Державный плотник | страница 78



Это Меншиков сделал сюрприз государю, без его ведома выписав к войску Марту с ее небольшой придворной свитой... У полоняночки Марты Скавронской была уже своя придворная свита из мамушки-боярыни и "дворских девок", то есть фрейлин, за которыми, однако, придворный сердцеед Орлов не смел ухаживать.

"Шишечка"... мальчика бы... мой Алексей плесень какая-то", вспоминал Ягужинский сорвавшиеся с уст царя роковые слова, и ему стало страшно, что он их невольно подслушал... Страшные слова!.. Они обещают роковой переворот в престолонаследии... Как ни был молод Павлуша, но окружавшая его почти с детства государственная атмосфера научила его понимать всю важность того, что неизбежно должно было произойти в будущем... Молодость не помешала Ягужинскому видеть, что не такого наследника следовало бы царю-титану иметь, не такого, каков был царевич Алексей Петрович... Но за ним стояла вся старая Россия, все недовольное нововведениями сильное и богатое боярство, все озлобленное против церковных "новшеств" духовенство, озлобленное притом кощунственными издевательствами над ним этих "всешутейших и всепьянейших соборов", этих "князей-пап", "княгинь-игумений", святотатственными "канунами Бахусу и Венере"... А все раскольники?

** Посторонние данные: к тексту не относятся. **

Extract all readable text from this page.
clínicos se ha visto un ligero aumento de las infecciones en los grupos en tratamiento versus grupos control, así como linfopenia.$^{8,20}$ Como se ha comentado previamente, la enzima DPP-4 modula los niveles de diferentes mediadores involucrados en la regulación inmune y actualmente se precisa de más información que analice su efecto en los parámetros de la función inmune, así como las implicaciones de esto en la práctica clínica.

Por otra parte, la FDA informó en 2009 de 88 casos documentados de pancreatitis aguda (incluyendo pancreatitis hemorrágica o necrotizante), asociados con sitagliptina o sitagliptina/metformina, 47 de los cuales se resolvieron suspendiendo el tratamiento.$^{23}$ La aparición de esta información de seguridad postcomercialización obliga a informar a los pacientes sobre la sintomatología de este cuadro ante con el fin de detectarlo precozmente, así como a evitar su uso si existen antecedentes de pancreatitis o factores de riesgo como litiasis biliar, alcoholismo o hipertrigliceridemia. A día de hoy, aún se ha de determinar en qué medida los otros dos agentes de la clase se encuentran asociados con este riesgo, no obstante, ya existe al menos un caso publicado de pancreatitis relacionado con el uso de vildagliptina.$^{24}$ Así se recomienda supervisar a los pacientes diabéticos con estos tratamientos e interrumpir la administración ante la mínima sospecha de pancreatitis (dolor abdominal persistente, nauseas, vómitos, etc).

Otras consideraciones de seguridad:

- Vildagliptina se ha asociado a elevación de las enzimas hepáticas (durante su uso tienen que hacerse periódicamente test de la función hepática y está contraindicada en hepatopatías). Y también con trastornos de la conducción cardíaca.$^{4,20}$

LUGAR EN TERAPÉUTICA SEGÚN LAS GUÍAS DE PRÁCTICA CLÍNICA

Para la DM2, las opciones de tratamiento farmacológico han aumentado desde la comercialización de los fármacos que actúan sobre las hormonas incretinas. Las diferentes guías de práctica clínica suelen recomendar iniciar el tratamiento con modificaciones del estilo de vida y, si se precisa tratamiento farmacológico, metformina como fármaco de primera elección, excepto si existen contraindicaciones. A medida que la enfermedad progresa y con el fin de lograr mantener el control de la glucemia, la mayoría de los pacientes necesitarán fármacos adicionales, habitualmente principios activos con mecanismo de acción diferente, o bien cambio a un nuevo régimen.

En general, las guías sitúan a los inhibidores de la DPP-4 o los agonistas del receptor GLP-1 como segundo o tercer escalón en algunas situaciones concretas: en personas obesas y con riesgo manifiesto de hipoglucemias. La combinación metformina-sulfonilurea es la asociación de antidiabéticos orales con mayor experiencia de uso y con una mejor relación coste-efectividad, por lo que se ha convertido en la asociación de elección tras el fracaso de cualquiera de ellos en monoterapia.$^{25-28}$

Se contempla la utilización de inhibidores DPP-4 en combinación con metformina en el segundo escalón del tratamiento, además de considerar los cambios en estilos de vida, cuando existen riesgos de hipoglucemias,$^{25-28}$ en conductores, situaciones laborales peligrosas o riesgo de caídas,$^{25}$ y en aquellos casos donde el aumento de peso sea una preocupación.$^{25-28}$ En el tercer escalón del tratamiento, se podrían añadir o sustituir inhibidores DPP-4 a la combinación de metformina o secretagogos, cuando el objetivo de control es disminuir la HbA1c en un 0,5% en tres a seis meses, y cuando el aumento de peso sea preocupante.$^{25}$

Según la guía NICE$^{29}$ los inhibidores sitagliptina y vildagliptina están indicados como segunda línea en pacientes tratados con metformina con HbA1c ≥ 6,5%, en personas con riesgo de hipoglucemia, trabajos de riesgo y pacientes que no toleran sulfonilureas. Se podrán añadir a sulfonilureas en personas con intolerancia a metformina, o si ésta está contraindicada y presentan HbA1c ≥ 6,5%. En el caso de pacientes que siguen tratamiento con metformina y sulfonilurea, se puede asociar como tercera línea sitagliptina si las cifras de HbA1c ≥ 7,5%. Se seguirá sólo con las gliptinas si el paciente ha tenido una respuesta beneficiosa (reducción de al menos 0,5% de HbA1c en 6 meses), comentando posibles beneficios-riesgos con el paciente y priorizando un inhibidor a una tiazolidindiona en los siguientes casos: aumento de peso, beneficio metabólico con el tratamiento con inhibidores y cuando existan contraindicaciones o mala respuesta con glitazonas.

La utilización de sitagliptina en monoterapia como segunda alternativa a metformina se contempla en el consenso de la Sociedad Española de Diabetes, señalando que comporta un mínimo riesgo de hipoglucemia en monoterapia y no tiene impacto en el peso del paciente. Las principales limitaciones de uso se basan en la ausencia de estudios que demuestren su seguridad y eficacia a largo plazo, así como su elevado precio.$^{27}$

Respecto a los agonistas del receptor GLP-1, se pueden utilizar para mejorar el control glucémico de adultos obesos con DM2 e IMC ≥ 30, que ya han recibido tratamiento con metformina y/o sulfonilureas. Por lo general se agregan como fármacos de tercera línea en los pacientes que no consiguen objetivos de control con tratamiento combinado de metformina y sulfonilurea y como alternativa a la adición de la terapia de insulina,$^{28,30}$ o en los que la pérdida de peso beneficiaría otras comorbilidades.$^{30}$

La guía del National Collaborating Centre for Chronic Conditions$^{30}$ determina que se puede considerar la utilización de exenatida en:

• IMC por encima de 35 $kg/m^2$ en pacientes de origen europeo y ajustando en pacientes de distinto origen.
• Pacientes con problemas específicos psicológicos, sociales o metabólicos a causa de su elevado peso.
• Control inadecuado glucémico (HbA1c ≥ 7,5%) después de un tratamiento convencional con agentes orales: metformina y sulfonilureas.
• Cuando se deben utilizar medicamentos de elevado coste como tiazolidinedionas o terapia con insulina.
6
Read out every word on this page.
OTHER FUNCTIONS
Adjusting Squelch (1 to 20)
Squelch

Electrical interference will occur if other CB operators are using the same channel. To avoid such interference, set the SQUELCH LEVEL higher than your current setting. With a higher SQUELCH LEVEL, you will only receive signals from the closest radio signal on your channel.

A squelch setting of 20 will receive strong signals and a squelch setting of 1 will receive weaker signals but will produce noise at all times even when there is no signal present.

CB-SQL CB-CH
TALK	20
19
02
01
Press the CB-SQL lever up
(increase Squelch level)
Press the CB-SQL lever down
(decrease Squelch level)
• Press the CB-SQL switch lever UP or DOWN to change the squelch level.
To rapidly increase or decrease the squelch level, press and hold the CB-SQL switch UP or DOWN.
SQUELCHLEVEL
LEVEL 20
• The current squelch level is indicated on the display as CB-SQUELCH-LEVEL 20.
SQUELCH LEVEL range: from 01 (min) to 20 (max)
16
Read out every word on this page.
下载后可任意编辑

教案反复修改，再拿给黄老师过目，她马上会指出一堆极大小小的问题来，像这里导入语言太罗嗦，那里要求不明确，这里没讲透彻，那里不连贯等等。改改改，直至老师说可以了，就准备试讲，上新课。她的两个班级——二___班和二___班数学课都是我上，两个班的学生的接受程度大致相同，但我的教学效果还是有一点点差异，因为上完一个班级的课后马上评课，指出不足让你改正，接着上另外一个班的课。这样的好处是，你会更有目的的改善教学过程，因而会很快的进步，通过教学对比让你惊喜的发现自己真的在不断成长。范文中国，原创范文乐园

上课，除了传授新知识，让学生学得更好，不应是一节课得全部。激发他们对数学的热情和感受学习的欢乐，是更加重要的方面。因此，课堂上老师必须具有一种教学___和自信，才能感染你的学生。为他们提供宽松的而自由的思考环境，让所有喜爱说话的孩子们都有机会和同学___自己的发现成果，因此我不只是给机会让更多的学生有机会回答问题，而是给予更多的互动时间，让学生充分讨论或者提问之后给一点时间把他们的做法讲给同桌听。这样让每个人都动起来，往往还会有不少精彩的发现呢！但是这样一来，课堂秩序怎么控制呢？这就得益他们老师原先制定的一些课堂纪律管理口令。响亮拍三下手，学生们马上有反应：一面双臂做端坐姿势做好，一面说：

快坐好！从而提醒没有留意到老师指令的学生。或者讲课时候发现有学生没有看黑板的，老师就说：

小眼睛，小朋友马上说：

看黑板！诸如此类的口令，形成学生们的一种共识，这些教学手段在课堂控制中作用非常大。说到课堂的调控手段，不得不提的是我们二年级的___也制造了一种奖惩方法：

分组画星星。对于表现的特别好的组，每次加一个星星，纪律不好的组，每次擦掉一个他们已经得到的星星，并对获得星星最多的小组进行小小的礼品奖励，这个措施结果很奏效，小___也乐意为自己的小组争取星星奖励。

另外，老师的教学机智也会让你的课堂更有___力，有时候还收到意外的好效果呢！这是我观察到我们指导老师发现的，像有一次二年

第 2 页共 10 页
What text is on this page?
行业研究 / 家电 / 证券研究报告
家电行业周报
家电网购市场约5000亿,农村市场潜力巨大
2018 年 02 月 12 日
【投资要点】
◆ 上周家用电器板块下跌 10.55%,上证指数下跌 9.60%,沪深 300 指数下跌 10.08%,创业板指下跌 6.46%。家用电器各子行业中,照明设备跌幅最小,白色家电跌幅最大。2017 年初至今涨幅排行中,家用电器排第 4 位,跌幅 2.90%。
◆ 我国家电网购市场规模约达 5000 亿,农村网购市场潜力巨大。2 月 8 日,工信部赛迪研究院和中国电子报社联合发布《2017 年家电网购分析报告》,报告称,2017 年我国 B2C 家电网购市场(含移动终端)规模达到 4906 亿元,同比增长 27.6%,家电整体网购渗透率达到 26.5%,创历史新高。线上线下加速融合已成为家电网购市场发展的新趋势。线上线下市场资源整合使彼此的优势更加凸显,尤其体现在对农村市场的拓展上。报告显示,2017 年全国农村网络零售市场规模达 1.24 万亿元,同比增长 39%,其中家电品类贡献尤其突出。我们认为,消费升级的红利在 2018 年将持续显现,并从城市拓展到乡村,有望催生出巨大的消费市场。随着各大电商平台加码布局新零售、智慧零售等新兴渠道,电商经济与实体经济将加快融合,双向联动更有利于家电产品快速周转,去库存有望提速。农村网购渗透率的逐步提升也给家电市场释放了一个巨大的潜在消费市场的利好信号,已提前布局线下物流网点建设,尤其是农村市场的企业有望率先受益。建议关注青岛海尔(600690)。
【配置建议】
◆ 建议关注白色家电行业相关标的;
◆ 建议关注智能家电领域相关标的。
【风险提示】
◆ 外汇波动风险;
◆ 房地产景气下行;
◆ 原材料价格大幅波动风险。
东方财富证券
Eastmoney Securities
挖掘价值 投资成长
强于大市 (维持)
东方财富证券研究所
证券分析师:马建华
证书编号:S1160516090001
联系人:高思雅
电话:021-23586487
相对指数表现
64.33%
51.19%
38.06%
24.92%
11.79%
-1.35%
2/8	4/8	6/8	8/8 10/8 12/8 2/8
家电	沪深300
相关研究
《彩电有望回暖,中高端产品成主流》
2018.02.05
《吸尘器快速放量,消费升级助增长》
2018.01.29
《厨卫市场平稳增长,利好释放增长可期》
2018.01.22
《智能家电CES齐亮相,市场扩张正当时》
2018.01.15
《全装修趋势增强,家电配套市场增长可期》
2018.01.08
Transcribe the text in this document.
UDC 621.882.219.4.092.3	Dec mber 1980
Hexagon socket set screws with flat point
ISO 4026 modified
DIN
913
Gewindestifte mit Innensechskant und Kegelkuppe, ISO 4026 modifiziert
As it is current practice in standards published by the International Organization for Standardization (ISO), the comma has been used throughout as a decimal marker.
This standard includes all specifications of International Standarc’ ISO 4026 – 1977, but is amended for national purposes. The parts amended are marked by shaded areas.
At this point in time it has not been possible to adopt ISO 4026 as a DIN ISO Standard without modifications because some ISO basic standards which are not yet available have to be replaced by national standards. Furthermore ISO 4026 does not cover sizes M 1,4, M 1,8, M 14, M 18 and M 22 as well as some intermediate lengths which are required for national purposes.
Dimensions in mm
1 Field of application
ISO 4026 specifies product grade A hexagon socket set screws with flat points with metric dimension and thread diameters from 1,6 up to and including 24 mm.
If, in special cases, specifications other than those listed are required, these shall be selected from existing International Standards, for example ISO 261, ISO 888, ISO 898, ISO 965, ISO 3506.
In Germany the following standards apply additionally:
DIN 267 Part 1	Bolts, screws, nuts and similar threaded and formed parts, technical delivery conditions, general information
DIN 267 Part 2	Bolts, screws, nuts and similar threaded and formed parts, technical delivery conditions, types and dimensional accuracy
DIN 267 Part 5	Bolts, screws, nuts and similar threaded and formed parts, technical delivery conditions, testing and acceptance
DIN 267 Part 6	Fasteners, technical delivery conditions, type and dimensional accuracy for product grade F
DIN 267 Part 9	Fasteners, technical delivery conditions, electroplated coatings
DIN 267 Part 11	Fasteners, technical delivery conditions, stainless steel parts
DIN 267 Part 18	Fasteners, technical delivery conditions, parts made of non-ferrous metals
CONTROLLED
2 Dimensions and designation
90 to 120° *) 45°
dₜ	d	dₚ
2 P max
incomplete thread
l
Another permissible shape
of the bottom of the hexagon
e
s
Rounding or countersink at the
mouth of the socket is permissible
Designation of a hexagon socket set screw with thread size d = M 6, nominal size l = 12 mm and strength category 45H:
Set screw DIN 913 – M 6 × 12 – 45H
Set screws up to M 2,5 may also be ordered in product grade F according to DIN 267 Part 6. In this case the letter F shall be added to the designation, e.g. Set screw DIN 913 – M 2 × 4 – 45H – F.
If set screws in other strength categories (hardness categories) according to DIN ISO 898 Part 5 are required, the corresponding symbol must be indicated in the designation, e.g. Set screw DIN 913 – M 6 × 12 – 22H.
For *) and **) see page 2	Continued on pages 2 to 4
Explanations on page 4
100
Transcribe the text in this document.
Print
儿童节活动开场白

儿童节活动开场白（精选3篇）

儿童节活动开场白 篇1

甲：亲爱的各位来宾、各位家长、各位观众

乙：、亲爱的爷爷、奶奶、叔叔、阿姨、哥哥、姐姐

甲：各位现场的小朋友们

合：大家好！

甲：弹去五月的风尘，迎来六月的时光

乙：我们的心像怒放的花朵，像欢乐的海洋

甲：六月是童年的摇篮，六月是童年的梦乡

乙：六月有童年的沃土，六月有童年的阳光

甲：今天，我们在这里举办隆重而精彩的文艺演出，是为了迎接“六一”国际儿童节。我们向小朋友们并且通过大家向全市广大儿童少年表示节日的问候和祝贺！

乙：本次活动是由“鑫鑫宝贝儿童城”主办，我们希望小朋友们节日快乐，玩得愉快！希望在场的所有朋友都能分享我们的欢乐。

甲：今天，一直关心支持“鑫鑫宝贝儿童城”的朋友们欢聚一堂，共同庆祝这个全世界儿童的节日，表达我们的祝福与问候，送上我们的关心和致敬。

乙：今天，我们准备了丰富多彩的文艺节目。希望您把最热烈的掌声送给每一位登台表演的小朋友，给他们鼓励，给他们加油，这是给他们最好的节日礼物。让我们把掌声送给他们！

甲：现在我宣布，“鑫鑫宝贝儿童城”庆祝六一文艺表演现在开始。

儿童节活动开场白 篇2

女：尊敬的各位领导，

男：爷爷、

А народ, долженствовавший выносить усиленные налоги и усиленную рекрутчину?

"Алексей - плесень"... Но эта плесень равносильна кедру ливанскому, каким иногда казался Ягужинскому Державный Плотник. Страшная должна предстоять борьба этих двух сил...

Павлуша поторопился отойти дальше от страшной палатки и остановился в ожидании, не позовет ли его царь.

В это время к нему подошел Меншиков.

- Ты что же стоишь тут, на часах, что ли, в карауле? - спросил он с улыбкой.

- Государь приказал было мне идти за собой, но там он не один, смущенно отвечал Ягужинский. - Его встретила...

- Знаю... что ж, обрадовался государь нечаянности?

- Кажись, очень обрадовался.

Но про "шишечку" и про "плесень" - ни гугу...

- Я знал, что обрадуется, - сказал Меншиков. - Еще в Архангельске вспоминал, бывало, про нее: "Что-де моя Марфуша?" - "Скучает, - говорю, по тебе, государь". - "Хоть бы одним глазком, - говорит, - а то в походе, - говорит, - мы ни обшиты, ни обмыты"... Я и спосылал в Москву к мамушке-боярыне, чтоб, будто ненароком, сама-де соскучилась, давно не видавши светлых очей государевых... Ну, я рад, что так случилось... Так рад сам-то?

- Нарочито рад, - отвечал Павлуша.

- А то я и дубинки, признаюсь, побаивался... самовольство-де...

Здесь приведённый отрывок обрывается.